Le Président : Maître JASPIS ? Vous avez la parole, Maître JASPIS.

Me. JASPIS : Je vous remercie, Monsieur le président. Mesdames, Messieurs les membres du jury, pourquoi mobiliser tant de talents pour essayer de vous persuader que l’avocat général et les parties civiles auraient eu besoin de diaboliser ces deux accusées ? Parce que c’est non seulement nécessaire, mais c’est indispensable. Parce que, ni les accusées, ni les témoins qu’elles ont fait comparaître devant vous, n’ont aidé leurs excellents avocats dans leurs tâches, que du contraire. Leur lâcheté, elle est réelle, mais c’est dans leur système de défense qu’elles l’ont déployée, s’efforçant en vain d’étendre leurs responsabilités au petit troupeau de leur communauté. En revanche, durant les faits, la personnalité qu’elles révèlent, le comportement qu’elles adoptent, sont bien ceux des coupables qu’elles sont.

Sœur Gertrude tout d’abord. Non, elle n’est pas cette femme faible et fragile qu’on vous a décrite contre toute évidence. Elle est volontaire, elle est autoritaire. Rappelez-vous. le témoin 110, il déclare le 9 octobre 1995 : « Je trouvais que sœur Gertrude me paraissait sévère dans la manière de diriger le couvent ». le témoin 70, religieuse à Kigufi, vient vous dire, ici, devant vous, le 14 mai : « Si quelqu’un a commis une faute, elle trouvait cela insupportable, elle l’enguirlandait ». Andrée le témoin 37, la fidèle et si prolixe sœur Françoise, vient vous dire le 18 mai 2002 : « Elle a le contact facile, de la personnalité, elle est énergique, intelligente, voit vite clair, elle est lucide, elle est droite, elle est loyale, on peut compter dessus, elle est capable de prendre une décision rapide ». le témoin 145 vient vous dire le 17 mai : « Elle est consciente de ses devoirs, de ses responsabilités, elle est très énergique, elle est d’une sérénité exemplative pour nous tous ». Malgré ces tentatives de vous égarer, sœur Gertrude doit bien, mais à demi-mot et jamais très clairement, reconnaître que c’est elle qui a la haute main sur la nourriture, sur l’essence : elle détient littéralement les clés.

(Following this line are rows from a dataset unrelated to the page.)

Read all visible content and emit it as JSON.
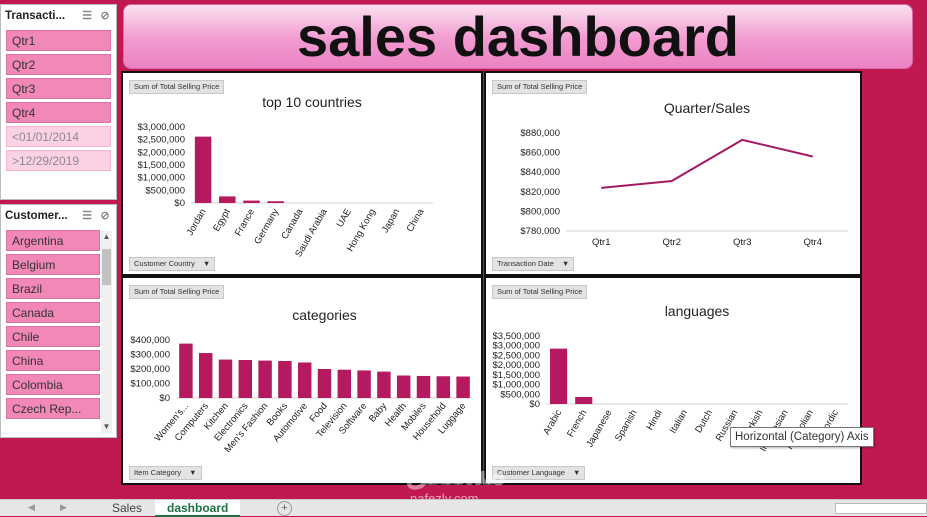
{
  "title": "sales dashboard",
  "slicers": {
    "transaction": {
      "title": "Transacti...",
      "items": [
        {
          "label": "Qtr1",
          "enabled": true
        },
        {
          "label": "Qtr2",
          "enabled": true
        },
        {
          "label": "Qtr3",
          "enabled": true
        },
        {
          "label": "Qtr4",
          "enabled": true
        },
        {
          "label": "<01/01/2014",
          "enabled": false
        },
        {
          "label": ">12/29/2019",
          "enabled": false
        }
      ]
    },
    "customer": {
      "title": "Customer...",
      "items": [
        "Argentina",
        "Belgium",
        "Brazil",
        "Canada",
        "Chile",
        "China",
        "Colombia",
        "Czech Rep..."
      ]
    }
  },
  "tooltip": "Horizontal (Category) Axis",
  "tabs": {
    "sales": "Sales",
    "dashboard": "dashboard",
    "add": "+"
  },
  "watermark": {
    "main": "مستقل",
    "sub": "nafezly.com"
  },
  "colors": {
    "bar": "#b5195f",
    "line": "#a31a62",
    "background": "#c0194f",
    "accent": "#f288b8"
  },
  "chart_data": [
    {
      "type": "bar",
      "field_button": "Sum of Total Selling Price",
      "title": "top 10 countries",
      "categories": [
        "Jordan",
        "Egypt",
        "France",
        "Germany",
        "Canada",
        "Saudi Arabia",
        "UAE",
        "Hong Kong",
        "Japan",
        "China"
      ],
      "values": [
        2620000,
        260000,
        95000,
        70000,
        0,
        0,
        0,
        0,
        0,
        0
      ],
      "ylim": [
        0,
        3000000
      ],
      "yticks": [
        "$3,000,000",
        "$2,500,000",
        "$2,000,000",
        "$1,500,000",
        "$1,000,000",
        "$500,000",
        "$0"
      ],
      "axis_button": "Customer Country"
    },
    {
      "type": "line",
      "field_button": "Sum of Total Selling Price",
      "title": "Quarter/Sales",
      "categories": [
        "Qtr1",
        "Qtr2",
        "Qtr3",
        "Qtr4"
      ],
      "values": [
        824000,
        831000,
        873000,
        856000
      ],
      "ylim": [
        780000,
        880000
      ],
      "yticks": [
        "$880,000",
        "$860,000",
        "$840,000",
        "$820,000",
        "$800,000",
        "$780,000"
      ],
      "axis_button": "Transaction Date"
    },
    {
      "type": "bar",
      "field_button": "Sum of Total Selling Price",
      "title": "categories",
      "categories": [
        "Women's...",
        "Computers",
        "Kitchen",
        "Electronics",
        "Men's Fashion",
        "Books",
        "Automotive",
        "Food",
        "Television",
        "Software",
        "Baby",
        "Health",
        "Mobiles",
        "Household",
        "Luggage"
      ],
      "values": [
        375000,
        310000,
        265000,
        262000,
        258000,
        255000,
        245000,
        200000,
        195000,
        190000,
        182000,
        155000,
        152000,
        150000,
        148000
      ],
      "ylim": [
        0,
        400000
      ],
      "yticks": [
        "$400,000",
        "$300,000",
        "$200,000",
        "$100,000",
        "$0"
      ],
      "axis_button": "Item Category"
    },
    {
      "type": "bar",
      "field_button": "Sum of Total Selling Price",
      "title": "languages",
      "categories": [
        "Arabic",
        "French",
        "Japanese",
        "Spanish",
        "Hindi",
        "Italian",
        "Dutch",
        "Russian",
        "Turkish",
        "Indonesian",
        "Mongolian",
        "Nordic"
      ],
      "values": [
        2850000,
        360000,
        0,
        0,
        0,
        0,
        0,
        0,
        0,
        0,
        0,
        0
      ],
      "ylim": [
        0,
        3500000
      ],
      "yticks": [
        "$3,500,000",
        "$3,000,000",
        "$2,500,000",
        "$2,000,000",
        "$1,500,000",
        "$1,000,000",
        "$500,000",
        "$0"
      ],
      "axis_button": "Customer Language"
    }
  ]
}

C’est elle qui appelle des militaires, le 19, le 24, pour entrer au couvent. C’est elle qui appelle le bourgmestre, le 6. Elle les appelle et ils viennent. C’est elle qui décide le départ du 23, le retour du 24, qui lance un ultimatum, le 5, auprès des sœurs, après les avoir harcelées depuis le 25, quotidiennement, à chaque occasion, jusque dans les cellules où elles sont réfugiées. C’est elle qui écrit ou qui signe la lettre au bourgmestre. En un mot : c’est elle qui a le pouvoir et elle en use.

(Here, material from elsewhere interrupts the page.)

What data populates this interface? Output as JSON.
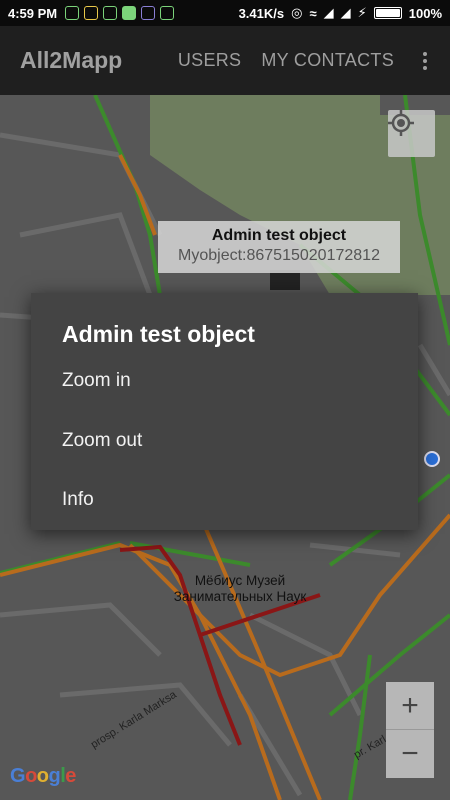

Cet exemple auquel je tiens tant, comme vous le savez, sur lequel on est très malencontreusement revenu, un peu comme une provocation : le voile d’Aline. Elle a donné, non pas un, mais des voiles, le 23 avril. Elle donnera par la suite, non pas un, mais des voiles, lors du départ, début juillet. Et le 4 mai, contrairement à ce qui vous a été plaidé - on vous a pratiquement laissé sous-entendre que cet épisode n’avait jamais existé. Devant vous, dans ses déclarations, ici, à l’audience, elle devra bien reconnaître ceci : « Aline était effectivement à l’hôtellerie ». J’ai eu des problèmes… ». Pour faire quoi ? « Des préférences ». Ca vous a été dit ici, le 4 mai. « La communauté étant agressée, c’était difficile, je l’ai fait pour les sœurs, pour les faire circuler ». Il est inutile de salir les témoins. Vous savez, le grand complot : Marie-Bernard, le témoin 20, elles n’ont pas parlé de cette histoire du voile lors de leurs premières interventions dans le dossier, elles en ont parlé plus tard en effet, mais il y avait tant à dire, il y avait tant à dire…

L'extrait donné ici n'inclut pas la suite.